MollyMcGuire's avatar

@ canidmajor Can you read? I said she might end up in a verbal contract or assume liability….....not for buying the real estate. Scammers are manipulative. Life is great. And people like to talk more than they listen, or in this case, read. Details are important.

MollyMcGuire's avatar

@JLeslie I think you should try again

canidmajor's avatar

Oh, gee, my bad, @MollyMcGuire. To which potential verbal contract did you refer in that real East age specific post?
(Can you hear my eyes rolling?)

JLeslie's avatar

@MollyMcGuire What liability? I don’t understand what you mean by liability.

Dutchess_III's avatar

If she broke a contract somehow, she would be liable.

JLeslie's avatar

Oh.

Well, since there is no verbal contract in real estate that’s not an issue. Unless NY is different than most states. Doubtful, but not impossible.

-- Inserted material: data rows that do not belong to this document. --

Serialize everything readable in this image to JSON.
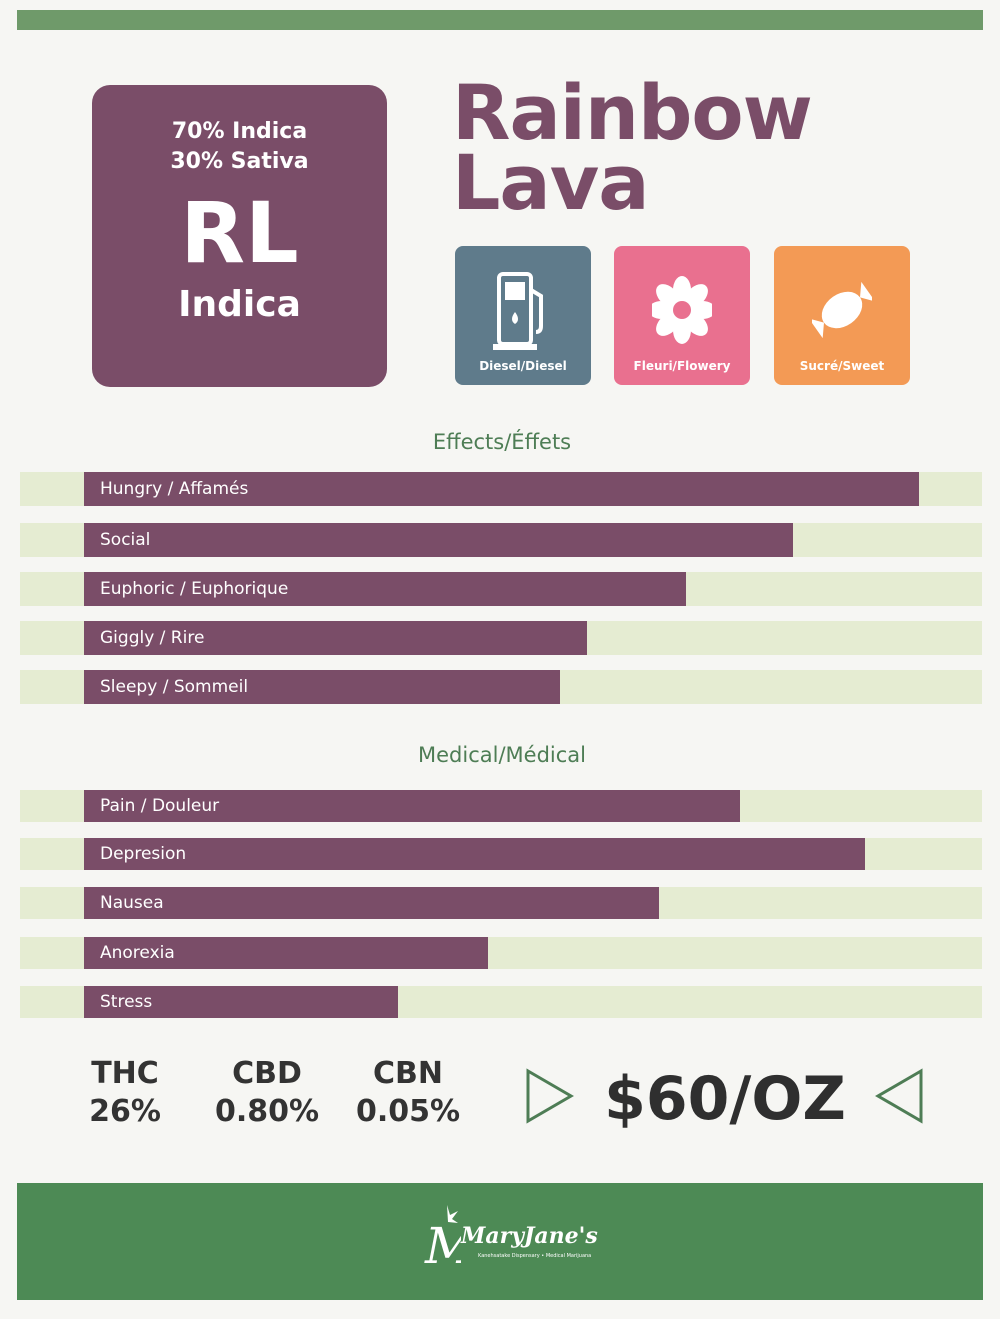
{
  "header": {
    "ratio": [
      "70% Indica",
      "30% Sativa"
    ],
    "code": "RL",
    "type": "Indica",
    "name": [
      "Rainbow",
      "Lava"
    ]
  },
  "flavors": [
    {
      "label": "Diesel/Diesel",
      "color": "#5f7b8b"
    },
    {
      "label": "Fleuri/Flowery",
      "color": "#e9708f"
    },
    {
      "label": "Sucré/Sweet",
      "color": "#f39a55"
    }
  ],
  "effects": {
    "title": "Effects/Éffets",
    "items": [
      {
        "label": "Hungry / Affamés",
        "value": 93
      },
      {
        "label": "Social",
        "value": 79
      },
      {
        "label": "Euphoric / Euphorique",
        "value": 67
      },
      {
        "label": "Giggly / Rire",
        "value": 56
      },
      {
        "label": "Sleepy  / Sommeil",
        "value": 53
      }
    ]
  },
  "medical": {
    "title": "Medical/Médical",
    "items": [
      {
        "label": "Pain / Douleur",
        "value": 73
      },
      {
        "label": "Depresion",
        "value": 87
      },
      {
        "label": "Nausea",
        "value": 64
      },
      {
        "label": "Anorexia",
        "value": 45
      },
      {
        "label": "Stress",
        "value": 35
      }
    ]
  },
  "cannabinoids": [
    {
      "name": "THC",
      "value": "26%"
    },
    {
      "name": "CBD",
      "value": "0.80%"
    },
    {
      "name": "CBN",
      "value": "0.05%"
    }
  ],
  "price": "$60/OZ",
  "footer": {
    "brand": "MaryJane's",
    "tagline": "Kanehsatake Dispensary • Medical Marijuana"
  }
}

ItalianPrincess1217's avatar

Correct @JLeslie, there is no such thing as a verbal contract in real estate in NY.

@MollyMcGuire There was only ever communication between the buyer and I through an app messenging system. This is an app where you can use your real name or make up any name/username you want. So there is no chance I could have entered into a contract with a person who didn’t even know my real name. All I ever did was discuss a property and give my realtor’s name, number, and contact information. I could have technically been anyone. The buyer really had no way of proving who I was. This is another reason I was concerned it was a scam. This buyer could have also been pretending to be anyone. Luckily they were legitimate, at least it seems.

Patty_Melt's avatar

I still think you should check the history of the house.
Maybe someone lived there as a child who is now famous, and wants to buy it out of emotional ties?

ItalianPrincess1217's avatar

@Patty_Melt No, it was in my husband’s family before we bought it. It turns out the buyer is actually with a group who buys houses and flips them. I thought this was odd because the house was already renovated but hey, if they want to buy it and renovate it again, that’s fine by me!